Les religions veulent la paix
En toile de fond : l’assassinat du père Jacques Hamel, par deux jeunes islamiste dans son église, et les divers attentats commis à travers le monde. “N’ayons pas peur de dire cette vérité : le monde est en guerre car il a perdu la paix”, avait exhorté le Pape dans le trajet le conduisant de Rome à Cracovie, le 27 juillet dernier. Et “quand je parle de guerre, je parle sérieusement de guerre, pas de guerre de religions ! Toutes les religions veulent la paix et, les guerres, ce sont les autres qui les veulent”, avait-il expliqué aux journalistes en fustigeant “les guerres d’intérêts, les guerres d’argent, les guerres pour dominer un peuple ou de disputer les ressources naturelles”.
Et c’est le message qu’il lancera à la “génération selfie” : “Le monde vous regarde, ça suffit de vous regarder le nombril, de vous noyer dans l’univers des jeux vidéo ou de passer des heures devant un ordinateur… Ne vous laissez pas voler votre liberté, ou anesthésier votre âme, ne cédez pas à la peur et au repli sur soi, à la paralysie, aux fausses illusions, ou au succès à tout prix … Laissez plutôt une empreinte dans l’Histoire en bâtissant des ponts et en allant à la rencontre de vos frères”, les a-t-il exhortés tout au long des JMJ.

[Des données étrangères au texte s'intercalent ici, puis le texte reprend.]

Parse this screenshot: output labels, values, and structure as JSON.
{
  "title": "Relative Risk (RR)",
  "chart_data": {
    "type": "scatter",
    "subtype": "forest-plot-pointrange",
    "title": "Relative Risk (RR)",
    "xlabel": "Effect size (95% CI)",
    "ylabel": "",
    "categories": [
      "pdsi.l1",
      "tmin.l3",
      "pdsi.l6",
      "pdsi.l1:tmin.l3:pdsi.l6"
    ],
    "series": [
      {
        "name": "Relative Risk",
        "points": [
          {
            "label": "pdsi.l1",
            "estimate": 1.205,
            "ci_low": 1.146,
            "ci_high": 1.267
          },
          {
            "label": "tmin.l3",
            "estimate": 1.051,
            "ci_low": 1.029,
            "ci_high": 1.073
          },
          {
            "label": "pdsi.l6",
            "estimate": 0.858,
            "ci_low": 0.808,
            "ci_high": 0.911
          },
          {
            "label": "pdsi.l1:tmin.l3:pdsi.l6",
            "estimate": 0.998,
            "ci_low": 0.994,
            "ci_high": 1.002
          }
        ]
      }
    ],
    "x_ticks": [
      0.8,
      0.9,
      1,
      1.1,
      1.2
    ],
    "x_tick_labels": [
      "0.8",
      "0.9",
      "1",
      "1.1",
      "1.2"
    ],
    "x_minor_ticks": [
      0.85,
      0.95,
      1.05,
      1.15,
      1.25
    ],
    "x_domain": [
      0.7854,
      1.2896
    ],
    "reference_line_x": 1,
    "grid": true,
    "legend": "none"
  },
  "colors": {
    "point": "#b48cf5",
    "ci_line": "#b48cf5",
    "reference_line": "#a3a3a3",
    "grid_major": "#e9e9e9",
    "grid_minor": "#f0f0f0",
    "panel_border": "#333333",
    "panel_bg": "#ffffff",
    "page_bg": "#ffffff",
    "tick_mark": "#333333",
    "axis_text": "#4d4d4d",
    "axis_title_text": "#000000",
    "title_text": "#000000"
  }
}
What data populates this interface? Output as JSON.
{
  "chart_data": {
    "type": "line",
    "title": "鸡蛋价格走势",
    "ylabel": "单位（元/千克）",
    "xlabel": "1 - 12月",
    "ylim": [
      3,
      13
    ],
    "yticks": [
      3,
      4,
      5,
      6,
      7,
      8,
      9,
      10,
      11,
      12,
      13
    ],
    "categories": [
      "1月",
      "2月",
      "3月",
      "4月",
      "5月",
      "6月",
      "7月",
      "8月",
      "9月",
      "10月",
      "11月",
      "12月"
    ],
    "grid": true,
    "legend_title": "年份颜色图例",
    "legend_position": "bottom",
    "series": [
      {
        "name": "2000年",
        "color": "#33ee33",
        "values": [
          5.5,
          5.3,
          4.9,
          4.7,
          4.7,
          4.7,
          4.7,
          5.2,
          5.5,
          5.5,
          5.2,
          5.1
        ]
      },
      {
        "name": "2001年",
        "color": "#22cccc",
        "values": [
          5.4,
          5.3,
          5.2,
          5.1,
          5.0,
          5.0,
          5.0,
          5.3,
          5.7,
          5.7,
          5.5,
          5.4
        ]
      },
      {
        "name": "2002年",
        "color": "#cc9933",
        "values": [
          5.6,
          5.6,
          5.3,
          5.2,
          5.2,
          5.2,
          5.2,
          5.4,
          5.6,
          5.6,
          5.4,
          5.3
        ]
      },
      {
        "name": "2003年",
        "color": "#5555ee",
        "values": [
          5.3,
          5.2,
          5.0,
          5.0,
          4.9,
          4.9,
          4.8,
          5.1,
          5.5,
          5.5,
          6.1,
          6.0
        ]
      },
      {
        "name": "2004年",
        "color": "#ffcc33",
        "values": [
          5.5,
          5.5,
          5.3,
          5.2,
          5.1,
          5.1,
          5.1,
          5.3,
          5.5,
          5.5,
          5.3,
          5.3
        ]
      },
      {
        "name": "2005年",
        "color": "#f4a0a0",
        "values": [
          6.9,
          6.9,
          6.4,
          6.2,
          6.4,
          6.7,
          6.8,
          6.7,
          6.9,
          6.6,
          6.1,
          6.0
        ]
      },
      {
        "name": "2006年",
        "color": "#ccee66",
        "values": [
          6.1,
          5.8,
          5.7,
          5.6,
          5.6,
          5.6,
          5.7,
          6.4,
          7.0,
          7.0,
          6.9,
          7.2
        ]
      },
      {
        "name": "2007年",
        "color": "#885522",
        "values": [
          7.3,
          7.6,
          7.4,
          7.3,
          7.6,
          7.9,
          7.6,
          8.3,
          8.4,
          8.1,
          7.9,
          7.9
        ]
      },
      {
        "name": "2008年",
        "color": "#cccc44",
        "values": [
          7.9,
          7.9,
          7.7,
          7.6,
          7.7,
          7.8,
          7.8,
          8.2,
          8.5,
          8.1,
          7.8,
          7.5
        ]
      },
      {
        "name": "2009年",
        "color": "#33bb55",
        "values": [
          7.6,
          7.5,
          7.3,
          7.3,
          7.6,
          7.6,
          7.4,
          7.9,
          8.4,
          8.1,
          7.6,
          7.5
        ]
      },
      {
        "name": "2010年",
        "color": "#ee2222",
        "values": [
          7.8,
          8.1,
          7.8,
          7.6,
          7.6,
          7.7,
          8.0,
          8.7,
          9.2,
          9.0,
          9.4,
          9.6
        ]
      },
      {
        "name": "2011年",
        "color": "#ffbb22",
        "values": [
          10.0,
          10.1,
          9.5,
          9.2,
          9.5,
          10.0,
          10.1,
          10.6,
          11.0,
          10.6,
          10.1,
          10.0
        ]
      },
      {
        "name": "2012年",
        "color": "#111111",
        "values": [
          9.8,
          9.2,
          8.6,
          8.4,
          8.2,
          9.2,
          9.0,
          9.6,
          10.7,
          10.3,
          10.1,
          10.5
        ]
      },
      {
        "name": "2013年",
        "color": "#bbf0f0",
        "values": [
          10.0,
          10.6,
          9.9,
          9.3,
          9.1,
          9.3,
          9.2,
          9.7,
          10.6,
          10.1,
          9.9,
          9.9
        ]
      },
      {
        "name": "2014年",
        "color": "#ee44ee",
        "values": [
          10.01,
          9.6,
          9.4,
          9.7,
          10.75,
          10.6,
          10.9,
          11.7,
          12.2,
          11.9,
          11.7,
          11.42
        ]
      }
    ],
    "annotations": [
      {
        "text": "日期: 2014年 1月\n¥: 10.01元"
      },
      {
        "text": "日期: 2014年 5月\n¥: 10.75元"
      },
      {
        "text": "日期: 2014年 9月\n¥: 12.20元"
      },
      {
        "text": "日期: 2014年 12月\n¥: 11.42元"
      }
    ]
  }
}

Appel aux jeunes à être plus forts que le mal
Jusqu’à l’ultime appel au million de jeunes venu assister à la dernière messe sur le campus Misericordiae de Cracovie : “Soyez plus forts que le mal, en aimant tout le monde, y compris vos ennemis. Certains riront de vous et vous traiteront de rêveurs parce que vous croyez en une humanité autre que celle que nous vivons, qui n’accepte pas la haine entre les peuples, ne voit pas les frontières des pays comme des barrières et conserve ses traditions sans égoïsmes et ressentiments… Ne perdez pas courage… En prêchant l’espérance, vous êtes une bénédiction pour l’unique famille humaine”.
“Jeunes, sortez du confort de vos canapés” et “mettez vos chaussures à crampons” car “notre époque n’accepte que des joueurs de terrain, il n’y a pas de place pour les réservistes”, les avait encouragés le Saint-Père pendant la veillée de prière, le 30 juillet au soir. La réponse à ce monde en guerre, a-t-il ajouté, a un nom : “Elle s’appelle fraternité, elle s’appelle lien fraternel, elle s’appelle communion, elle s’appelle famille”.